Он, Ариф из Бахро, потомственный демонолог, никогда ранее не видел существ, на изучение которых потратил половину своей жизни. Когда-то он, возможно, и отдал бы половину своих дней, лишь бы увидеть истинное дитя Гаара, но сейчас он проклинал свое ремесло, проклинал это великолепное тело молодого безголового мужчины в расцвете сил, по которому бежала, извиваясь, густая и живая кровь.

Шла третья неделя заточения демонолога в особняке Иллы Ралмантона.

Первые дни мастер Ариф, которого привезли в особняк в строжайшем секрете и заперли вместе с могущественным советником и его наемником, наблюдал лишь мертвеца без головы.
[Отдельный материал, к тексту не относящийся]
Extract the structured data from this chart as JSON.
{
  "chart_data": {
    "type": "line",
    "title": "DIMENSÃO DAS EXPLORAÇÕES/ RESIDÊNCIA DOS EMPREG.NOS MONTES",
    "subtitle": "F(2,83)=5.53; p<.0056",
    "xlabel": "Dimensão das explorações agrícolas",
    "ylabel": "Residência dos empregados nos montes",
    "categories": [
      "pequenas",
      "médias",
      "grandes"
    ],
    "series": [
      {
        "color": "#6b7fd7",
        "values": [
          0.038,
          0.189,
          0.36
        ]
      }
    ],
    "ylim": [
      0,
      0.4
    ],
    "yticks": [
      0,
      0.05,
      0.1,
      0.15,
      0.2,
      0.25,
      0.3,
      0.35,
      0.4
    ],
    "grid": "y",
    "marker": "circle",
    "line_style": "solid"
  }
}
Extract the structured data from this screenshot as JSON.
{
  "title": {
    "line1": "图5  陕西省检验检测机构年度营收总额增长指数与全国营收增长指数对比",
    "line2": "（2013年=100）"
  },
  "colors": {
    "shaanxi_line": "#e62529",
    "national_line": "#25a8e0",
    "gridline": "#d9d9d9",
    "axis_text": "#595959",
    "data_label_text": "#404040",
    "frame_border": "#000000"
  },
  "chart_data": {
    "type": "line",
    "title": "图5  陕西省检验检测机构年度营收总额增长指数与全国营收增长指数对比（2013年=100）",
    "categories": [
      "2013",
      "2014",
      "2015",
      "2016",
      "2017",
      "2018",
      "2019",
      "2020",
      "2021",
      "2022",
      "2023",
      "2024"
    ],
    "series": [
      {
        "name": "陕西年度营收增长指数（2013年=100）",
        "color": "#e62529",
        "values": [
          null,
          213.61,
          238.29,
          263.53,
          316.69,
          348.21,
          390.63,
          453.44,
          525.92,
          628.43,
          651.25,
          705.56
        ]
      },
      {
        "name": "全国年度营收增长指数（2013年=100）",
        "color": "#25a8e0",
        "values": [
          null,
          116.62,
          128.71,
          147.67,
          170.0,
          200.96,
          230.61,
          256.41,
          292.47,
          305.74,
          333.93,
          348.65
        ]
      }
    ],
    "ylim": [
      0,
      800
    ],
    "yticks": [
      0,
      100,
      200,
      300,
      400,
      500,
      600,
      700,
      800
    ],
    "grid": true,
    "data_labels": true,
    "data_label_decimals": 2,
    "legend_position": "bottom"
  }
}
Голова, кстати, лежала рядом, жуткая и застывшая в маске удивленного горя. Записи делать запретили, но мастер смог убедить Иллу Ралмантона, что наблюдение необходимо прежде всего для понимания, когда можно будет передать дар, а потому Арифу все-таки выдали пергамент, чернила и маленький столик. И он, запертый вместе с Викрием, которому тоже запретили покидать комнату и постелили в углу лежанку, теперь пребывал в заточении у богатого господина.

Илле было хуже день ото дня. Язвы его, опаленные огнем, не хотели заживать, а тело, изношенное из-за боли и страдания, перестало сопротивляться смерти. Но Илла, при всех его болезнях, был хитер и расчетлив, а потому, когда Ариф сослался на то, что ему надобно взять инструменты из башни Ученого приюта, вместо него послал наемника. Еще позже Ариф затребовал книгу из уцелевшей библиотеки башни Ученого приюта, да не простую, а ту, которую знает только он: «Санкритры Хор’Афа, пятая ступень изучения». Но и тут ему пришлось объяснять, где лежит труд, чтобы наемник с рыбьим взглядом принес его.